El ángel alza la cabeza, desconcertado, y mira a su alrededor hasta que me localiza junto a la puerta. Alza las cejas.
—¿Te conozco, espíritu? —me pregunta con cierta cautela.
«Soy Cat, la hija de Iah-Hel». Y de Azazel, claro, pero eso me lo guardo para mí. «La chica que vino aquí hace unos días y dijo que quería unirse a vosotros».
Me observa con mayor atención y, por la cara que pone, deduzco que se acuerda del incidente y que ha sacado sus propias conclusiones al respecto.
—Te lo dije —me recuerda encogiéndose de hombros—. Te dije que no te mezclaras en esto, que los demonios eran peligrosos, y ahora mira lo que te ha pasado. Porque no has fallecido de muerte natural precisamente, ¿no? Eras demasiado joven.
«Me mató un demonio», admito a regañadientes. «Pero eso no habría pasado si me hubieseis permitido unirme a vosotros. Con la protección de los ángeles…».
—Te habrían matado igual, muchacha. Los ángeles estamos en el mundo para luchar contra los demonios, y esa es nuestra forma de proteger a los humanos. Así que lo mejor que podemos hacer para ayudaros es manteneros al margen.
«A veces, eso no basta», replico. «Hay un grupo de demonios que está planeando el exterminio total y fulminante de toda la especie humana». Hago una pausa, esperando que la noticia cale en mi interlocutor, y después prosigo. «He venido a preguntarte qué pensáis hacer los ángeles al respecto».
—¿Demonios planeando el exterminio de la especie humana? No me cuentas nada nuevo. Pero no pueden acabar con todos los humanos sin provocar grandes daños al resto del planeta, y ni siquiera ellos se atreverían a tanto.
«Esta vez va en serio», insisto. «El demonio Orias lo contempló en una visión. Están fabricando un virus que acabaría con los humanos, y solo con ellos».
Jeiazel me mira, asombrado.
—No se atreverían —responde—. Muchos demonios se han acostumbrado a la civilización humana, de la que viven como parásitos. No querrían renunciar a nada parecido. Seguro que es tan solo un rumor.
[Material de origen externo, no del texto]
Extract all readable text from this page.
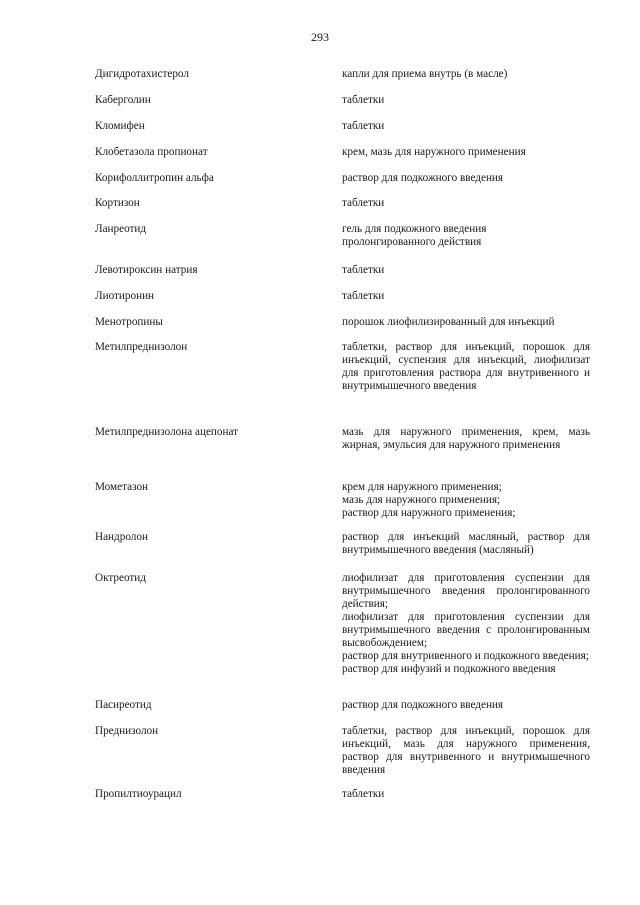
293
Дигидротахистерол	капли для приема внутрь (в масле)
Каберголин	таблетки
Кломифен	таблетки
Клобетазола пропионат	крем, мазь для наружного применения
Корифоллитропин альфа	раствор для подкожного введения
Кортизон	таблетки
Ланреотид	гель для подкожного введения пролонгированного действия
Левотироксин натрия	таблетки
Лиотиронин	таблетки
Менотропины	порошок лиофилизированный для инъекций
Метилпреднизолон	таблетки, раствор для инъекций, порошок для инъекций, суспензия для инъекций, лиофилизат для приготовления раствора для внутривенного и внутримышечного введения
Метилпреднизолона ацепонат	мазь для наружного применения, крем, мазь жирная, эмульсия для наружного применения
Мометазон	крем для наружного применения;
мазь для наружного применения;
раствор для наружного применения;
Нандролон	раствор для инъекций масляный, раствор для внутримышечного введения (масляный)
Октреотид	лиофилизат для приготовления суспензии для внутримышечного введения пролонгированного действия;
лиофилизат для приготовления суспензии для внутримышечного введения с пролонгированным высвобождением;
раствор для внутривенного и подкожного введения;
раствор для инфузий и подкожного введения
Пасиреотид	раствор для подкожного введения
Преднизолон	таблетки, раствор для инъекций, порошок для инъекций, мазь для наружного применения, раствор для внутривенного и внутримышечного введения
Пропилтиоурацил	таблетки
«Orias lo vio», repito. «Un futuro en el que la humanidad se extinguía… a causa de un virus que está creando otro demonio llamado Nebiros. No puedo creer que no estuvierais enterados».
—Porque no es más que un rumor sin fundamento…
«Bueno, pero ¿y si no lo es? ¿Me vas a decir que no lo vais a investigar siquiera? Si es cierto, y si Miguel no detiene a Nebiros, ¿quién va a hacerlo? Además… mis fuentes me han informado de que los ángeles ya lo sabíais».